Description:
Biology is relying more and more on mathematics. Systems biology analyzes the properties of molecular networks as they have been determined on the basis of experiments. Stoichiometric Network Analysis (SNA) starts from the biochemical fact that essentially all molecular reactions inside cells are converted by dedicated proteins (enzymes). Then, by virtue of the high homology of metabolic enzymes between species, a genome-scale stoichiometric model can be reconstructed for a particular species given its genome. With this knowledge, for instance steady-state flux distributions, the viability of organisms upon mutations, alternative flux distributions for mutants and many more aspects can be predicted with SNA. It also allows for more sophisticated mathematical analysis that touches on the limits of present-day mathematics. Some mathematical problems in current SNA are:
1. Enumeration of extreme fluxes immediately touches upon a famous open problem in computational geometry. Computational experiments have shown that even moderate size metabolic networks give rise to enormous numbers of extreme fluxes. How to condense this information?
2. The space of all steady-state fluxes can be represented in different ways. It is necessary to deepen our understanding of the relationship between (condensed representations of) extreme fluxes and extreme solutions to Flux Balance Analysis (FBA) programs.
3. It is desirable to develop a unifying framework to tie together the major geometric components of SNA: extreme fluxes/vectors, cones, (FBA) polyhedra and the aforementioned problem of enumerating polyhedral vertices.
4. Optimization in SNA often relies on linear programming. Many problems immediately yield challenging algorithmic questions, not in the least because, although being NP-hard, the typical features of the stoichiometric matrix may be exploited in the design of practically fast enough algorithms.
Thus, many of the current biological problems we would like to tackle with SNA require new useful concepts and analysis methods each firmly based on rigorous mathematics.
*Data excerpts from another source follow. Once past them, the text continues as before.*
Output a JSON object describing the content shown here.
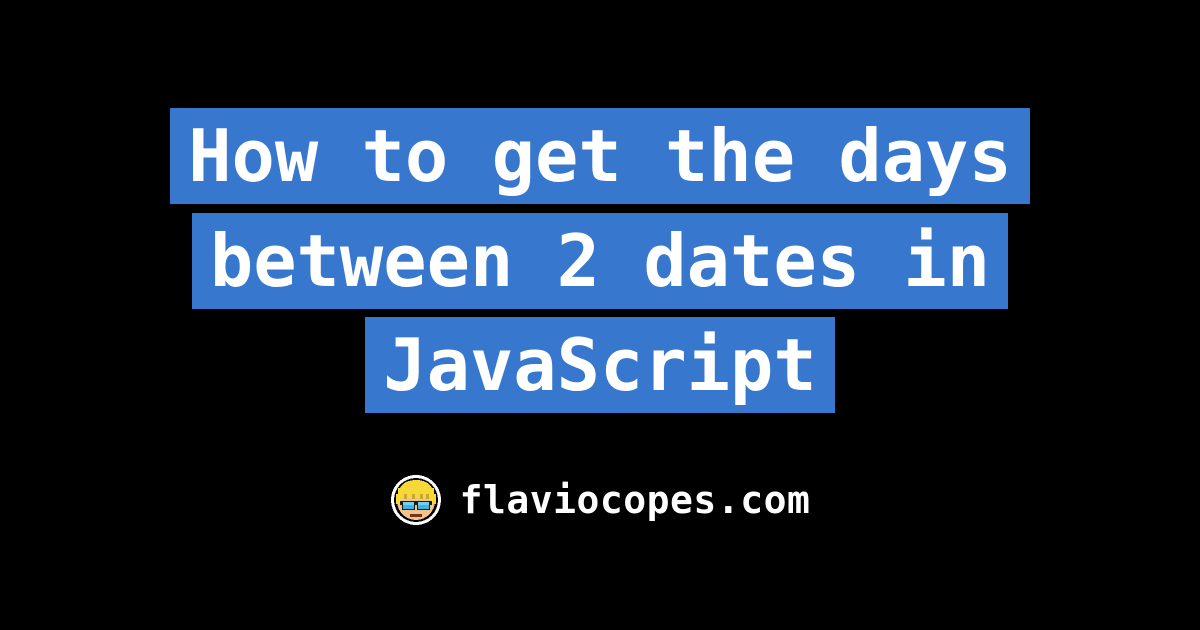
{
  "title": {
    "text": "How to get the days between 2 dates in JavaScript",
    "highlight_color": "#3777CE",
    "text_color": "#ffffff"
  },
  "footer": {
    "site_label": "flaviocopes.com",
    "avatar_name": "avatar-icon"
  },
  "background": "#000000"
}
This needs to be done preferably in close collaboration with biologists to guarantee the usefulness of the developed methods.
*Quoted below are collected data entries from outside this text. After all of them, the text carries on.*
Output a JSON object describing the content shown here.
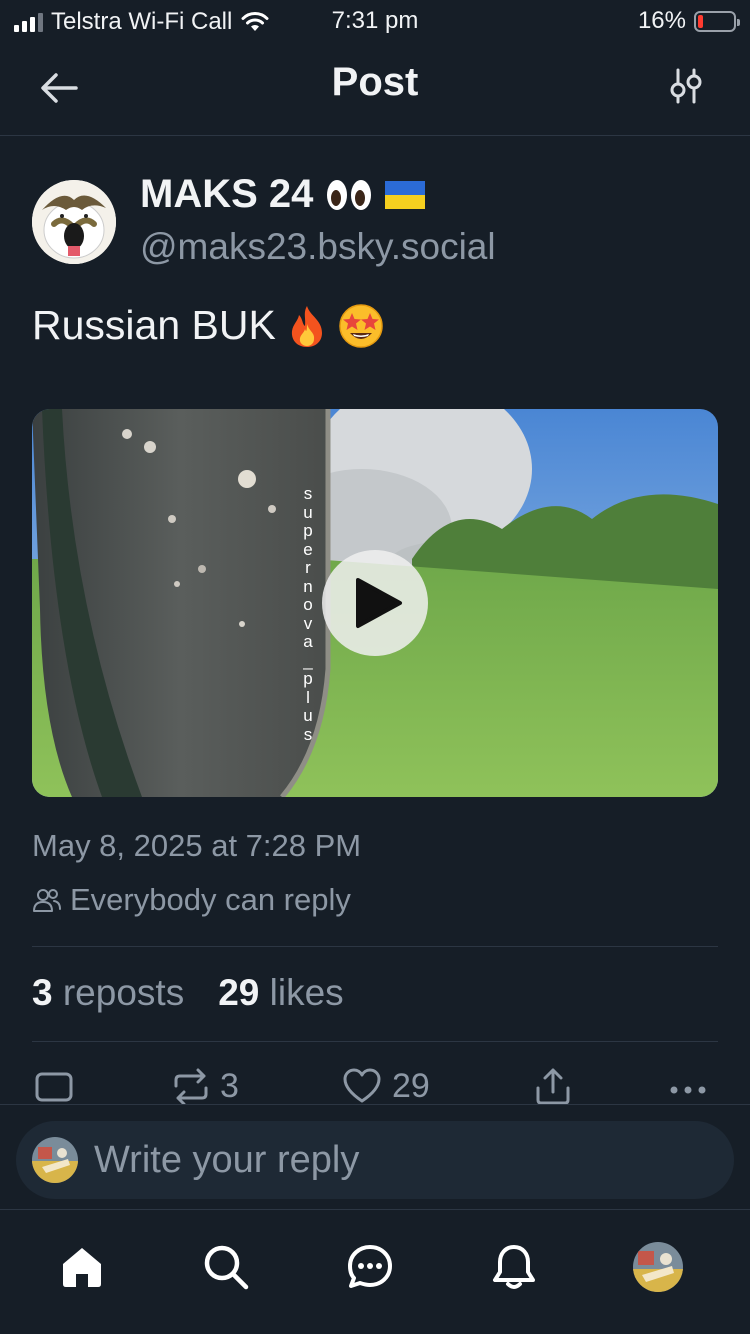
{
  "status_bar": {
    "carrier": "Telstra Wi-Fi Call",
    "time": "7:31 pm",
    "battery_percent": "16%",
    "battery_level": 0.16
  },
  "header": {
    "title": "Post",
    "back_icon": "arrow-left-icon",
    "filter_icon": "sliders-icon"
  },
  "post": {
    "author": {
      "display_name": "MAKS 24",
      "name_emojis": "👀 🇺🇦",
      "handle": "@maks23.bsky.social"
    },
    "text": "Russian BUK",
    "text_emojis": "🔥 🤩",
    "media": {
      "type": "video",
      "watermark": "supernova_plus"
    },
    "timestamp": "May 8, 2025 at 7:28 PM",
    "reply_setting": "Everybody can reply",
    "stats": {
      "reposts_count": "3",
      "reposts_label": "reposts",
      "likes_count": "29",
      "likes_label": "likes"
    },
    "actions": {
      "reply_count": "",
      "repost_count": "3",
      "like_count": "29"
    }
  },
  "composer": {
    "placeholder": "Write your reply"
  },
  "tab_bar": {
    "items": [
      "home-icon",
      "search-icon",
      "chat-icon",
      "bell-icon",
      "profile-avatar"
    ]
  },
  "colors": {
    "background": "#161e27",
    "muted_text": "#8d98a5",
    "divider": "#2c3643",
    "composer_bg": "#1e2935"
  }
}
A first workshop in this direction was organized in Jena, Germany in 2005 (http://mpa2005.uni-jena.de/), with the name of Metabolic Pathway Analysis 2005. Therefore, to encourage establishing a tradition of meetings of experts in this field we selected the name of Metabolic Pathway Analysis 2009 for our workshop, although this workshop is meant to concentrate on a somewhat smaller scope: the methodological aspects of SNA. We would like to bring together the key scientists in the SNA field, both from the mathematical and computer science side and from the side of systems biologists who will apply SNA to real data. We will discuss the limitations of current approaches, open problems, and standards for algorithms, models and data exchange.
Aims:
In general, bring together the leaders of the field to discuss its status, standardization of tools and future directions. A main aim is to establish an official mixed consortium of researchers from Mathematics/Computer Science and researchers from Biology to work together on understanding biologic networks in all its different aspects. It would be a fantastic achievement if the workshop reports will become the basis for a proposal to the EU for enhancing the structure of such a consortium within the 7th Framework Program.